The day before Thanksgiving is historically a strong performer, with Wednesday showing positive returns 76% of the time and an average gain of 0.3%.
Other days typically see less volatility.
Historically, the S&P 500 has risen 60% of the time during Thanksgiving week, with an average return of 0.3% and a median gain of 0.5% since 1928.
In presidential election years, the index has traded up 75% of the time, with an average return of 0.9% and a median gain of 1.1%.
However, the week following Thanksgiving in election years tends to be weaker, with the S&P 500 down 67% of the time, showing an average loss of 1.1% and a median decline of 0.7%.
Despite this, buying during the post-Thanksgiving dip in presidential election years has historically paid off, with the S&P 500 up 75% of the time from Thanksgiving to year-end, showing an average return of 1.4% and a median gain of 1.6%.
According to FactSet data , the S&P 500 has already seen a significant rally in 2024, up by 26% through Monday.
While the median gain for the final week of November is nearly double the historical average for one-week periods since 1945, analysts noted that the median return has typically been in line with the average of 0.2% when the year-to-date gain exceeds 20%.
Black Friday, the day after Thanksgiving in the U.S., is a major retail event that provides insights into consumer spending and investor confidence.
Strong Black Friday sales suggest a profitable shopping season, often reflected in rising retail stock prices.
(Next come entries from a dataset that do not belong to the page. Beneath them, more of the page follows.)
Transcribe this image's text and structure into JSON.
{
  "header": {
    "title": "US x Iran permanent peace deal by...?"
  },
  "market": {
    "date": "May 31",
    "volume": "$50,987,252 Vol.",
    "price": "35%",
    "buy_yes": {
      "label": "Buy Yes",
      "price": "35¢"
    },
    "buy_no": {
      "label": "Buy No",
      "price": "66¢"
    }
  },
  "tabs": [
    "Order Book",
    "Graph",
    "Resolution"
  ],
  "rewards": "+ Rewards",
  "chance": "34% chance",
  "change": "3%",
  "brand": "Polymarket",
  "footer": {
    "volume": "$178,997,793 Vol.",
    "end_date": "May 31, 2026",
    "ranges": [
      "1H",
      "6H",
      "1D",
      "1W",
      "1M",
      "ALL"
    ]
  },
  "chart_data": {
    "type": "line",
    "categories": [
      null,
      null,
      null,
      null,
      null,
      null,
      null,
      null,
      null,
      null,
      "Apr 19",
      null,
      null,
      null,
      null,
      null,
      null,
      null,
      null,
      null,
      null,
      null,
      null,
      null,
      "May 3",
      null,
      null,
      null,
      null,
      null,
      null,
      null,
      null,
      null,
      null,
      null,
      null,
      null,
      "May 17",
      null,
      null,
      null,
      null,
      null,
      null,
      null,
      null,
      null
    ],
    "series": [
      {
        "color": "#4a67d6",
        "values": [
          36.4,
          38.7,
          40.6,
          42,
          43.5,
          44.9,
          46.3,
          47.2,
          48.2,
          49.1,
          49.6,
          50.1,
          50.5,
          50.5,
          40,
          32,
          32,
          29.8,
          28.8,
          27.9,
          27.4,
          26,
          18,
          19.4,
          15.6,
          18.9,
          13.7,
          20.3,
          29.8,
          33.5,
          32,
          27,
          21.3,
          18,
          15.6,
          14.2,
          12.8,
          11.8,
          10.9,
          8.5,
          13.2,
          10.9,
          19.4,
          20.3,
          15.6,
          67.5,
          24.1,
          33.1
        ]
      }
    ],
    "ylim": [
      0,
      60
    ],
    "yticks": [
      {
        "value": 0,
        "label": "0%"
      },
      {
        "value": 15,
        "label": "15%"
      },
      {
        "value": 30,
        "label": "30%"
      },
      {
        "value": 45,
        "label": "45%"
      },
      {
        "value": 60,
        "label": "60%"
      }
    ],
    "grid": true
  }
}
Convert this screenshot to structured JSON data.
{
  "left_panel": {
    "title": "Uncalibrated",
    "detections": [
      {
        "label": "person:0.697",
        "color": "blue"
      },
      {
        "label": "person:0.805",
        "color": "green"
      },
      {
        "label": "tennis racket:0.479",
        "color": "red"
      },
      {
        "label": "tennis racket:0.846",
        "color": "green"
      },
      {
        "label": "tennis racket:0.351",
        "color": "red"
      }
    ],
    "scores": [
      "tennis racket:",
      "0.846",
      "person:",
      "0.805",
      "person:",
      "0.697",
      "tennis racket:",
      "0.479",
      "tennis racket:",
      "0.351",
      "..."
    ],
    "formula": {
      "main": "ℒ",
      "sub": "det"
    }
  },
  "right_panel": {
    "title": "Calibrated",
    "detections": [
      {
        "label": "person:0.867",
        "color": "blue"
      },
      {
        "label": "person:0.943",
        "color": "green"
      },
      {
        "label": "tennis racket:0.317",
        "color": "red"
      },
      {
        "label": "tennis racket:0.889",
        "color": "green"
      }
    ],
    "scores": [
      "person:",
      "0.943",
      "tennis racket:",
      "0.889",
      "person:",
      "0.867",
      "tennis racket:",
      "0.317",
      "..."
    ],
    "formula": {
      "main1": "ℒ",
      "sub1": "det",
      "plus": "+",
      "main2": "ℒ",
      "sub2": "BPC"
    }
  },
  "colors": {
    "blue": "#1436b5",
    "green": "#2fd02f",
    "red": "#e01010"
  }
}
However, disappointing sales can signal reduced consumer spending, causing market reactions.
In 2023, 200.4 million shoppers spent over $966 billion from Thanksgiving through Cyber Monday. Popular items included food, decorations, clothing, and electronics.
Investors use Black Friday sales to gauge the retail sector. Lower sales might indicate slower economic growth. Markets typically see increased trading activity and higher returns before holidays, known as the “holiday effect.”
From 2001 to 2023, the S&P 500’s performance around Thanksgiving was mixed, with positive returns about half the time. The retail sector, however, usually outperforms the broader market during this period.